The pilot program will help support states’ planning, deployment and administration of the COVID-19 vaccine and adapt findings for use in other states to support vaccine distribution. Tennessee released its COVID-19 vaccine distribution plan last month.
“One of the most important aspects of our response is building a dependable infrastructure to distribute the approved COVID-19 vaccines as they become available in our state,” Gov. Bill Lee told said Tuesday during a news conference. “Pfizer selected our state because of our plan, because of our ability to build out a strong infrastructure, and we’re thankful for that partnership and what it means to Tennessee.”
Moderna and Pfizer – drug makers that are working to develop, test and seek FDA approval for a COVID-19 vaccine – recently announced their vaccines are effective at a rate of more than 90 percent in clinical trials.
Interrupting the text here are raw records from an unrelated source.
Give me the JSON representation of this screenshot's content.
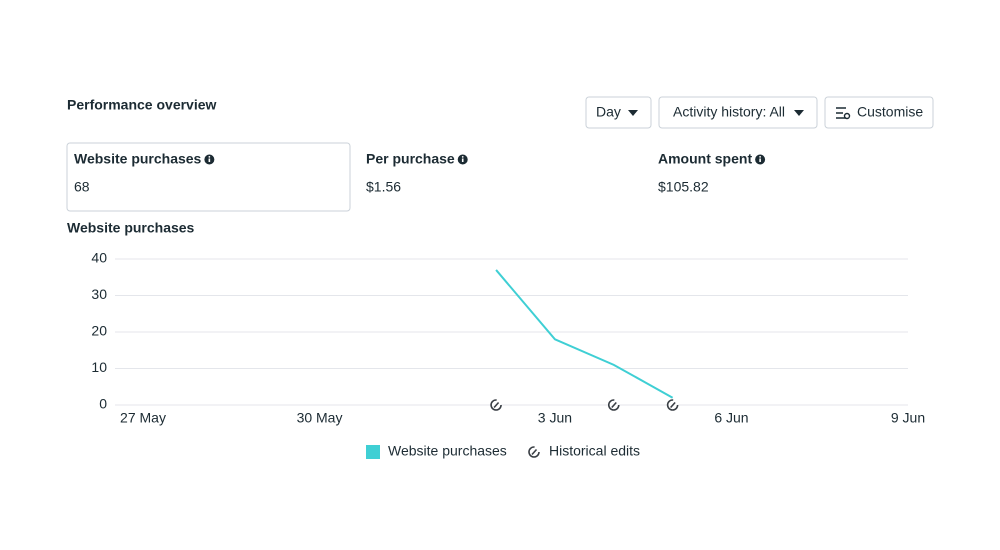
{
  "header": {
    "title": "Performance overview"
  },
  "controls": [
    "Day",
    "Activity history: All",
    "Customise"
  ],
  "metrics": [
    {
      "label": "Website purchases",
      "value": "68"
    },
    {
      "label": "Per purchase",
      "value": "$1.56"
    },
    {
      "label": "Amount spent",
      "value": "$105.82"
    }
  ],
  "chart_data": {
    "type": "line",
    "title": "Website purchases",
    "categories": [
      "27 May",
      null,
      null,
      "30 May",
      null,
      null,
      null,
      "3 Jun",
      null,
      null,
      "6 Jun",
      null,
      null,
      "9 Jun"
    ],
    "series": [
      {
        "name": "Website purchases",
        "color": "#3fcfd4",
        "values": [
          null,
          null,
          null,
          null,
          null,
          null,
          37,
          18,
          11,
          2,
          null,
          null,
          null,
          null
        ]
      },
      {
        "name": "Historical edits",
        "color": "#3a3f45",
        "marker": "edit",
        "values": [
          null,
          null,
          null,
          null,
          null,
          null,
          0,
          null,
          0,
          0,
          null,
          null,
          null,
          null
        ]
      }
    ],
    "ylim": [
      0,
      40
    ],
    "yticks": [
      0,
      10,
      20,
      30,
      40
    ],
    "grid": true
  }
}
“Although actual data has not yet been published, the companies both report effectiveness in excess of 90%. If this indeed is accurate, this far exceeds what we had initially expected, and is an incredibly encouraging advancement towards widespread herd immunity,” Tennessee Health Commissioner Lisa Piercey said.
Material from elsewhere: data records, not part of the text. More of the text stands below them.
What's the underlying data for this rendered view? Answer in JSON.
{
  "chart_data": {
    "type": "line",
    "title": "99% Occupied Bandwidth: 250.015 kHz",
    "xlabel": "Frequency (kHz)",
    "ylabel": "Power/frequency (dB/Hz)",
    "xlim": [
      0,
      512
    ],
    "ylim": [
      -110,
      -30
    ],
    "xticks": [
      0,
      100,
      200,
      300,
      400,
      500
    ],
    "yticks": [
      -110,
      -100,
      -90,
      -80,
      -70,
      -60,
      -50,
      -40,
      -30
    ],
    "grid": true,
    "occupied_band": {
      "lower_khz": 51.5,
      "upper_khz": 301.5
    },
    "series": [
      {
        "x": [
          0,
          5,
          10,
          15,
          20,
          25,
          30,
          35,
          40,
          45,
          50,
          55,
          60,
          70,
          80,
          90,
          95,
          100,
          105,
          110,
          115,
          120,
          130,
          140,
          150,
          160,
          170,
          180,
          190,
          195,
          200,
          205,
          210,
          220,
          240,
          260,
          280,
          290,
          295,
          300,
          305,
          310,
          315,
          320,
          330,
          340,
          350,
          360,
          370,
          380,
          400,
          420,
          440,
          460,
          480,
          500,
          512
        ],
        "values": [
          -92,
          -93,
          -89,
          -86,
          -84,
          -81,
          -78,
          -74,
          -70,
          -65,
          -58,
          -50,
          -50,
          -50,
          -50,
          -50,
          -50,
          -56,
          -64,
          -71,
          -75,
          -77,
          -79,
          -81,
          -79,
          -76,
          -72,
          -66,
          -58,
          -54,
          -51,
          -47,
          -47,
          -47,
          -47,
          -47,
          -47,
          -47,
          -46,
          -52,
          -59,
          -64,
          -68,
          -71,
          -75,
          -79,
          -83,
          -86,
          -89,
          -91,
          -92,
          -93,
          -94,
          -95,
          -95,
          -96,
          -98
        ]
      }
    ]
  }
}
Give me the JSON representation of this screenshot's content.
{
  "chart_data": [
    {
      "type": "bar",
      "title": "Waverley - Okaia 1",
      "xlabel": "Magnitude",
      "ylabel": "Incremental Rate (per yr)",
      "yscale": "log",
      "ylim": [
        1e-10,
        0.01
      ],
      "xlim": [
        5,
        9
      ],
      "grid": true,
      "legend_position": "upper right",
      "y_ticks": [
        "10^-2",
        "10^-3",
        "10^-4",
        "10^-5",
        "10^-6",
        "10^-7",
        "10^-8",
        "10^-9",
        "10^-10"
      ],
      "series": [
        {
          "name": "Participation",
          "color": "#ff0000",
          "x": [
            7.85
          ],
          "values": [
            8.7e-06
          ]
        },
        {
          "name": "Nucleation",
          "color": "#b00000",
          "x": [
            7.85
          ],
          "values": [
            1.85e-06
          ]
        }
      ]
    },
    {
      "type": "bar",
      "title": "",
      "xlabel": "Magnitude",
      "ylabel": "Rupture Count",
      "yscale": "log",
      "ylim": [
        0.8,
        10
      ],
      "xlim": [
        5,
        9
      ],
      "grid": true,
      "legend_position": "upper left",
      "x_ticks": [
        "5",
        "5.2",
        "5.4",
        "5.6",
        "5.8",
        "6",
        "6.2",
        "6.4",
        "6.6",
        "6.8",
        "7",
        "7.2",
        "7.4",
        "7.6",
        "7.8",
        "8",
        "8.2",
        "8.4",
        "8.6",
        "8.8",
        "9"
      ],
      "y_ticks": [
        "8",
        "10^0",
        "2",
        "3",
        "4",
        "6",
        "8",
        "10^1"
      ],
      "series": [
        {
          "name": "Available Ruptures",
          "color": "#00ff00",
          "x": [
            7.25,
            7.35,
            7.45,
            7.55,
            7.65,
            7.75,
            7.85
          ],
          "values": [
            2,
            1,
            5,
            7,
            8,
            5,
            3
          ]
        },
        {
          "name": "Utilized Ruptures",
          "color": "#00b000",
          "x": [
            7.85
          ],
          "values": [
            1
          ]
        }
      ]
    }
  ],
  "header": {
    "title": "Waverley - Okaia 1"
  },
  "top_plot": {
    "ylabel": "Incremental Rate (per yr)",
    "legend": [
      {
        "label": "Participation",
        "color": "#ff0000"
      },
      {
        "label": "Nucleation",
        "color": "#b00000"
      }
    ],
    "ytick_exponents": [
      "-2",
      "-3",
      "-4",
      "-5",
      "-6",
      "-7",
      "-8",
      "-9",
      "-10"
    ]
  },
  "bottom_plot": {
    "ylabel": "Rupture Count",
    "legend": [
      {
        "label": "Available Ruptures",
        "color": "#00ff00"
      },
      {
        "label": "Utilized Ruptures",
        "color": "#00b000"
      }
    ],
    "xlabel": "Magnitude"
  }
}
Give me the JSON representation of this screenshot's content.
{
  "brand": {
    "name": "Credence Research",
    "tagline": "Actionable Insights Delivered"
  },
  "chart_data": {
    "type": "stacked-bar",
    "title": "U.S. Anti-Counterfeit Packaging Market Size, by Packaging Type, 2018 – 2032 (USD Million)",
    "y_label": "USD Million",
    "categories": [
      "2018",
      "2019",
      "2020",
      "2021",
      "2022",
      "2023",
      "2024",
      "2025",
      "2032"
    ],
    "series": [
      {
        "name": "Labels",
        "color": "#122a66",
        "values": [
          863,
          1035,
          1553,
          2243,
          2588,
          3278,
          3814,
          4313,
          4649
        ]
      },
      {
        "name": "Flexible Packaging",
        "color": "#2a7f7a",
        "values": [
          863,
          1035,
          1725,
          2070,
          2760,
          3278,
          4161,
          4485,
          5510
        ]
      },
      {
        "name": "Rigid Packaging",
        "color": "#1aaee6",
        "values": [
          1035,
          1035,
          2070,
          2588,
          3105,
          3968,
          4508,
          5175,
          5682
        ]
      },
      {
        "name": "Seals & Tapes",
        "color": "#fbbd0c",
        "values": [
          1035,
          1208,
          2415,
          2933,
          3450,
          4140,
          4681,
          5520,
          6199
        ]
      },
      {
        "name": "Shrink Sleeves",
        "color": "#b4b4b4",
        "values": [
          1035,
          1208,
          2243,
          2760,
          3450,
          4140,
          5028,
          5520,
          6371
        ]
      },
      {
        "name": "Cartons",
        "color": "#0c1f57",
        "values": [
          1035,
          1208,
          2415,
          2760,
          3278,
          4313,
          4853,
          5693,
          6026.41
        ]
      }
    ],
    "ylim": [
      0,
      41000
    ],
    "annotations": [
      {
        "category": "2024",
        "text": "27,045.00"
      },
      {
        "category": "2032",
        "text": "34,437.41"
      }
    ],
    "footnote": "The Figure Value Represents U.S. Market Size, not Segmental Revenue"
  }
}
Piercey said Pfizer and Moderna likely will submit efficacy data to the FDA within the next month. Once the FDA has the information it needs, it likely will take several days to a few weeks to make a decision on whether to approve the vaccine. Once a vaccine is approved by the FDA, it could be distributed to Tennessee in as little as 24 hours.
Pfizer selected Tennessee, Rhode Island, Texas and New Mexico for the pilot program because of their differences in size, diversity of populations, immunization infrastructure and the states’ need to reach people in urban and rural settings, the company said. Tennessee will not receive the COVID-19 vaccine doses earlier than other states because of the program.
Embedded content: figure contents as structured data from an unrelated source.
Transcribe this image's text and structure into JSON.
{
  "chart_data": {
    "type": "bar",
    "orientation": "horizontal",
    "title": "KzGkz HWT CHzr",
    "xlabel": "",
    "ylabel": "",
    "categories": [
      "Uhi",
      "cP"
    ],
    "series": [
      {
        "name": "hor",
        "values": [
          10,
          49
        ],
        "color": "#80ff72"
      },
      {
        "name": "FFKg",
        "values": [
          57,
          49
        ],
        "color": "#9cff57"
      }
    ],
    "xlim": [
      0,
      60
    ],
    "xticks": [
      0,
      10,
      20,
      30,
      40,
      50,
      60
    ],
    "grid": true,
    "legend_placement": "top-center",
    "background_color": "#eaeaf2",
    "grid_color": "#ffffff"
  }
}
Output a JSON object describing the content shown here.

“This pilot program and our collaboration with U.S. and state officials will help us prepare for broader vaccine deployment in the near future, subject to authorization or approval, as we work to address this urgent public health need,” said Angela Hwang, group president of Pfizer Biopharmaceuticals Group. “We are hopeful that results from this vaccine delivery pilot will serve as the model for other U.S. states and international governments.”
Tuesday’s announcement came as the Tennessee Department of Health has reported record-high numbers of new COVID-19 cases, along with increased test positivity rates. Piercey encouraged Tennesseans with or without COVID-19 symptoms to be tested.
“Despite widespread availability of testing, the recent high positivity rates really worried us because they tell us people aren’t getting tested. They’re either not getting tested because they choose not to or because they’re not showing symptoms,” Piercey said.
“Please hear me clearly,” she said. “We cannot control the spread of this virus if we don’t know who has it.”